In 2008, Verizon promised that every New York City household would have access to its fiber-optic FiOS service by June 2014.
It's 2017, and the telecommunications conglomerate has not come close to fulfilling that promise. So the City has sued the cable giant.
"Verizon must face the consequences for breaking the trust of 8.5 million New Yorkers," said Mayor Bill de Blasio in a statement. "...We're done waiting. No corporation — no matter how large or powerful — can break a promise to New Yorkers and get away with it."
Verizon claims it is already providing FiOS service to 2.2 million households in New York City. However, with network service in 3.1 million households, this means that almost one million New York City households still do not have access fiber-optics and, further, are being deprived of competitively priced options.

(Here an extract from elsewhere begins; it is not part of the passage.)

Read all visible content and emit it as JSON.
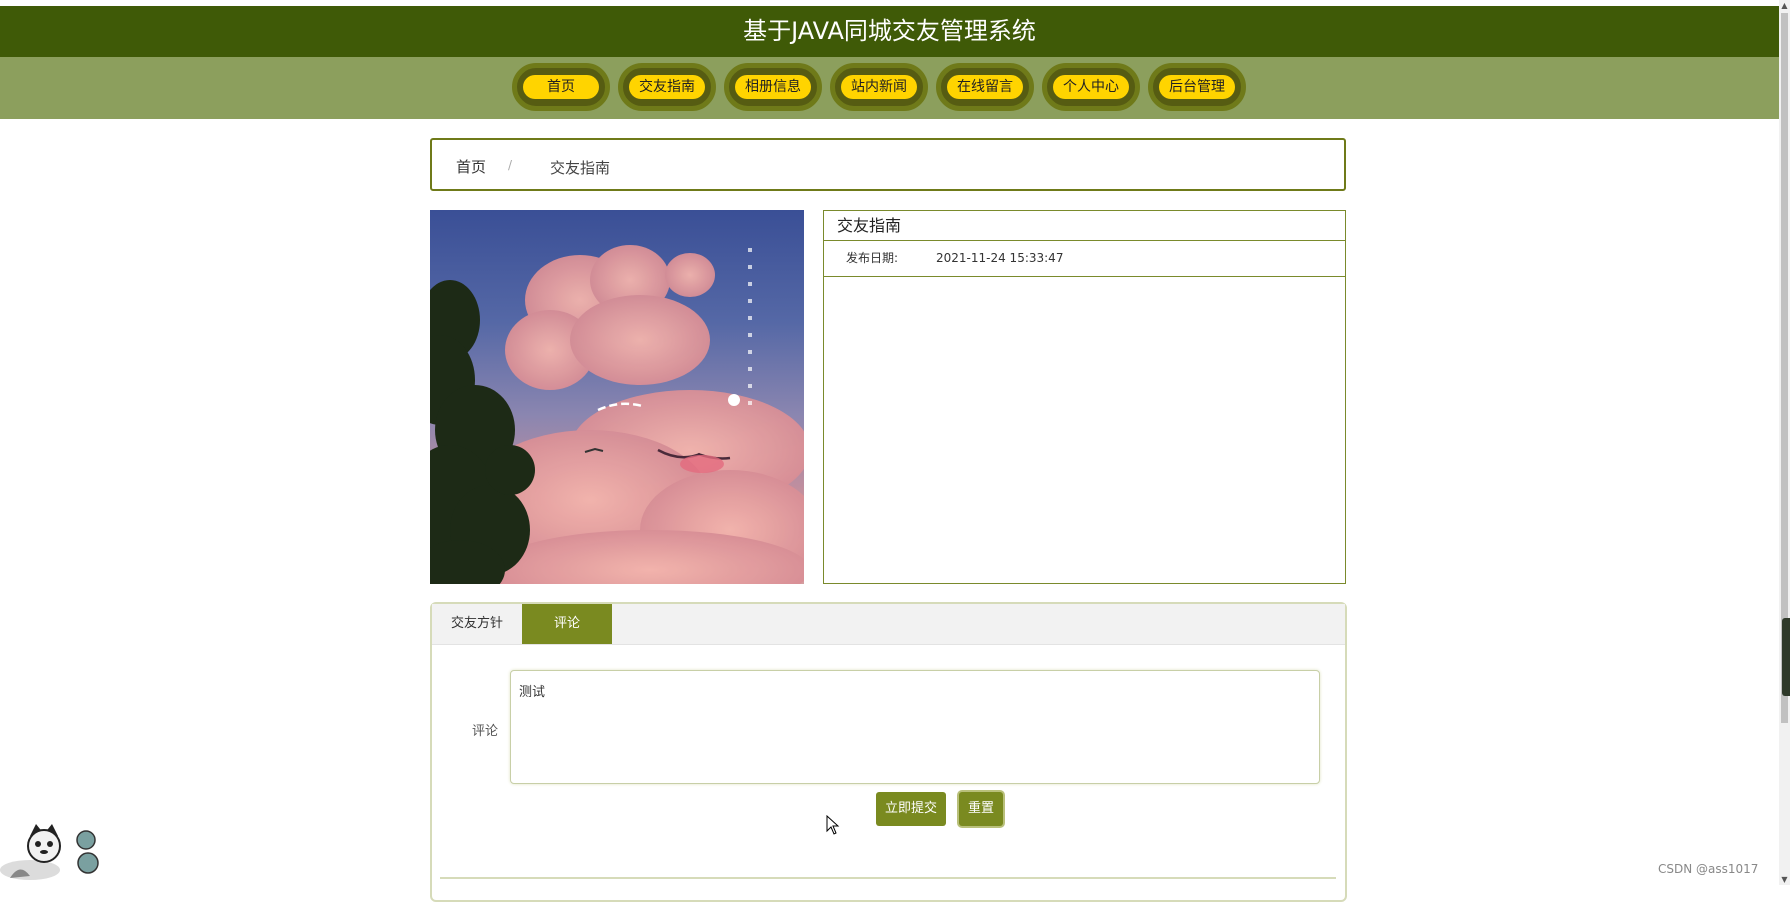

In its complaint, which was filed in New York Supreme Court on Monday, the City says that Verizon, "failed in many instances to timely complete installations as requested by potential subscribers." The complaint further alleges that the communications giant has even failed to accept many New Yorkers' requests for FiOS service, although its contract with the city made it a requirement.
Not only does this inconvenience consumers, but it also undermines "one of the central goals of making FiOS available to every resident in the City: to expand New Yorkers' options for receiving cable television service and thereby to create competition that would constrain prices and enhance quality," said the complaint.

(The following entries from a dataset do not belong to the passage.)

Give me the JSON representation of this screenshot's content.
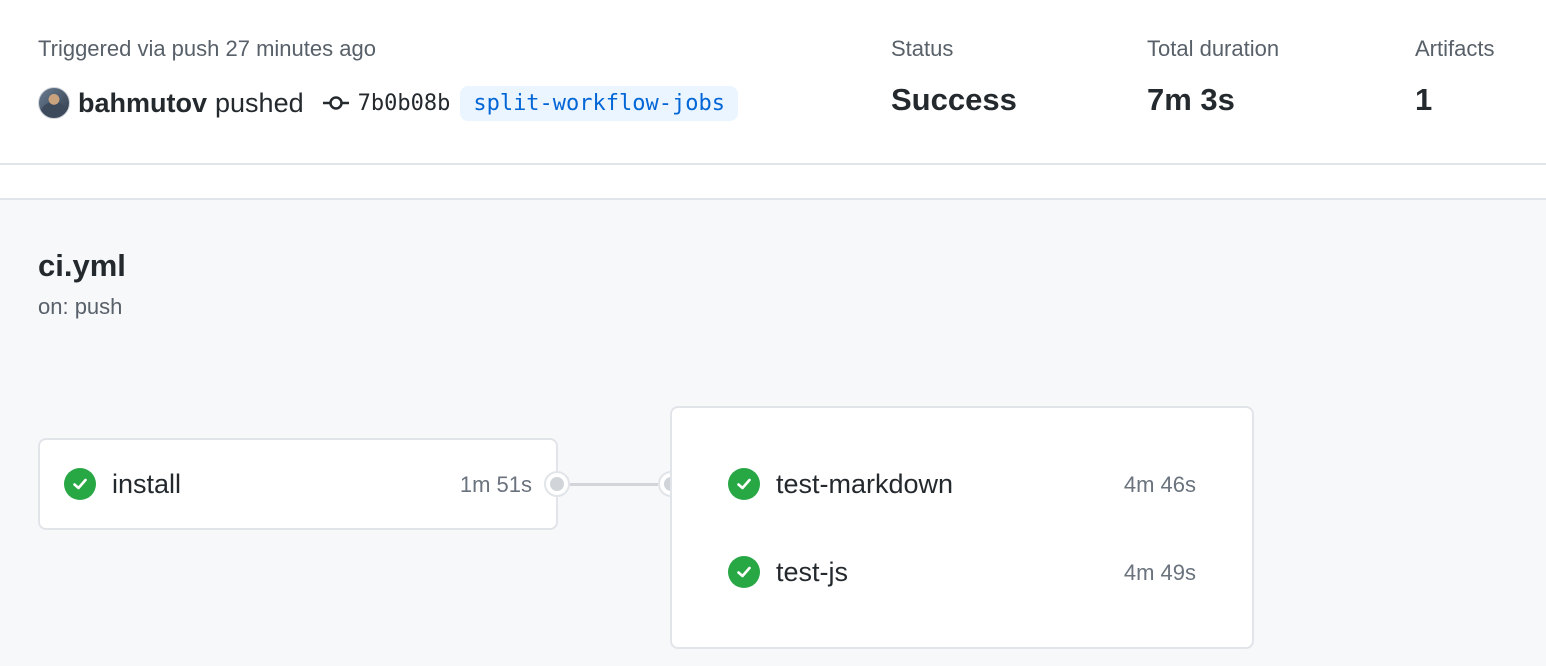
{
  "run": {
    "trigger_text": "Triggered via push 27 minutes ago",
    "actor": "bahmutov",
    "action": "pushed",
    "commit_sha": "7b0b08b",
    "branch": "split-workflow-jobs"
  },
  "stats": {
    "status_label": "Status",
    "status_value": "Success",
    "duration_label": "Total duration",
    "duration_value": "7m 3s",
    "artifacts_label": "Artifacts",
    "artifacts_value": "1"
  },
  "workflow": {
    "name": "ci.yml",
    "trigger": "on: push",
    "jobs": [
      {
        "name": "install",
        "duration": "1m 51s",
        "status": "success"
      },
      {
        "name": "test-markdown",
        "duration": "4m 46s",
        "status": "success"
      },
      {
        "name": "test-js",
        "duration": "4m 49s",
        "status": "success"
      }
    ]
  },
  "colors": {
    "success": "#28a745",
    "link": "#0366d6",
    "branch_bg": "#eaf5ff"
  },
  "icons": {
    "avatar": "avatar",
    "commit": "git-commit-icon",
    "success": "check-circle-icon"
  }
}
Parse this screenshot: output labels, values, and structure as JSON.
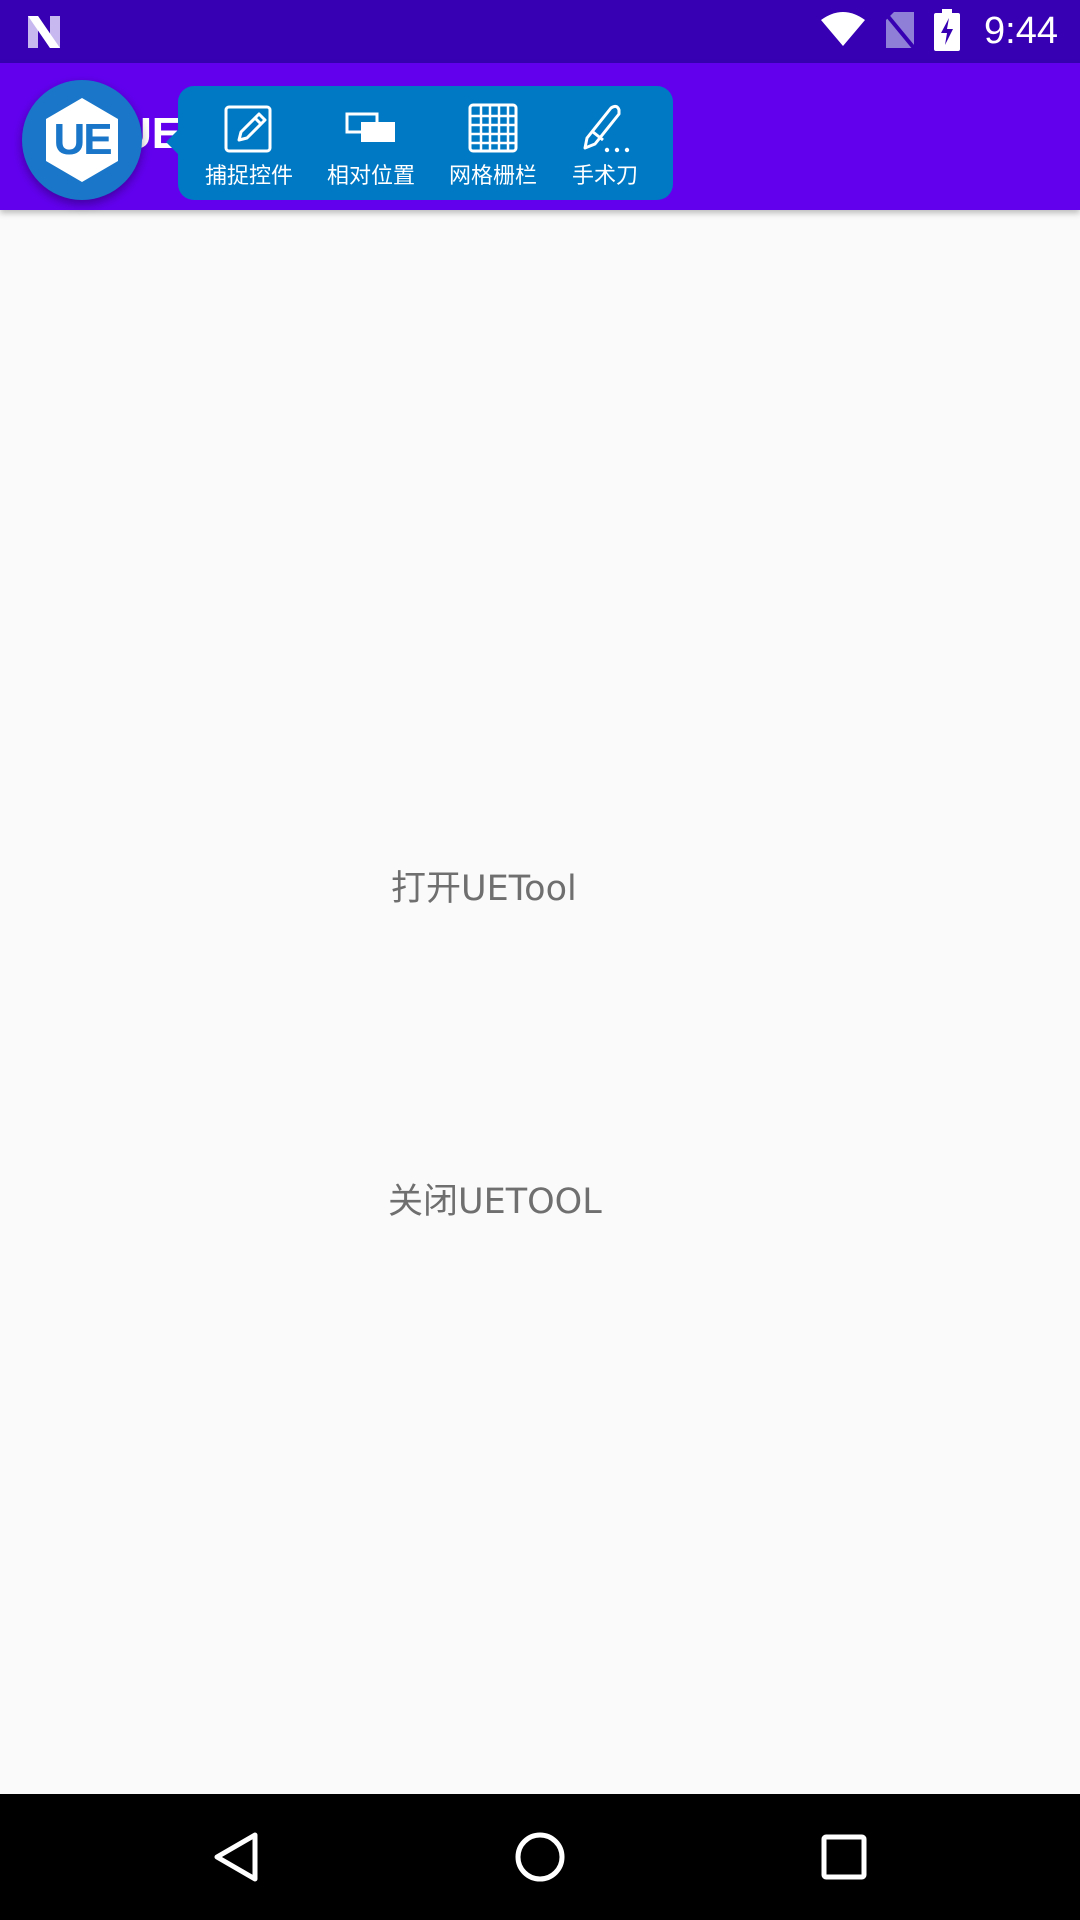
{
  "status_bar": {
    "time": "9:44",
    "icons": [
      "notification-n-icon",
      "wifi-icon",
      "no-sim-icon",
      "battery-charging-icon"
    ]
  },
  "app_bar": {
    "title": "UETool",
    "background": "#6200ee"
  },
  "floating_button": {
    "label": "UE",
    "color": "#1976c9"
  },
  "menu": {
    "background": "#0079c4",
    "items": [
      {
        "label": "捕捉控件",
        "icon": "edit-pencil-icon"
      },
      {
        "label": "相对位置",
        "icon": "overlap-rectangles-icon"
      },
      {
        "label": "网格栅栏",
        "icon": "grid-icon"
      },
      {
        "label": "手术刀",
        "icon": "scalpel-icon"
      }
    ]
  },
  "main": {
    "open_button": "打开UETool",
    "close_button": "关闭UETOOL"
  },
  "nav_bar": {
    "buttons": [
      "back-icon",
      "home-icon",
      "recents-icon"
    ]
  }
}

According to Ars Technica, Verizon claimed its fiber optic service in June 2014 passed buildings in "90 percent of the Bronx, 89 percent of Brooklyn, 94 percent of Manhattan, 90 percent of Queens and virtually the entirety of Staten Island."
However, U.S. Census data tells a different story. Only one New York City borough-- Staten Island-- received anything close to that figure by 2013, with 95 percent coverage. The rest of the other boroughs had either 60 percent or less coverage. Brooklyn had the lowest, at 40 percent coverage.
"When I held a hearing at Brooklyn Borough Hall on this very issue in November of 2015," said Brooklyn Borough President Eric Adams, "I was optimistic that our substantive concerns would be addressed. Unfortunately, our continued lack of connectivity reflects an unacceptable status quo, which is why I stand behind the City's decision to file a lawsuit in this matter."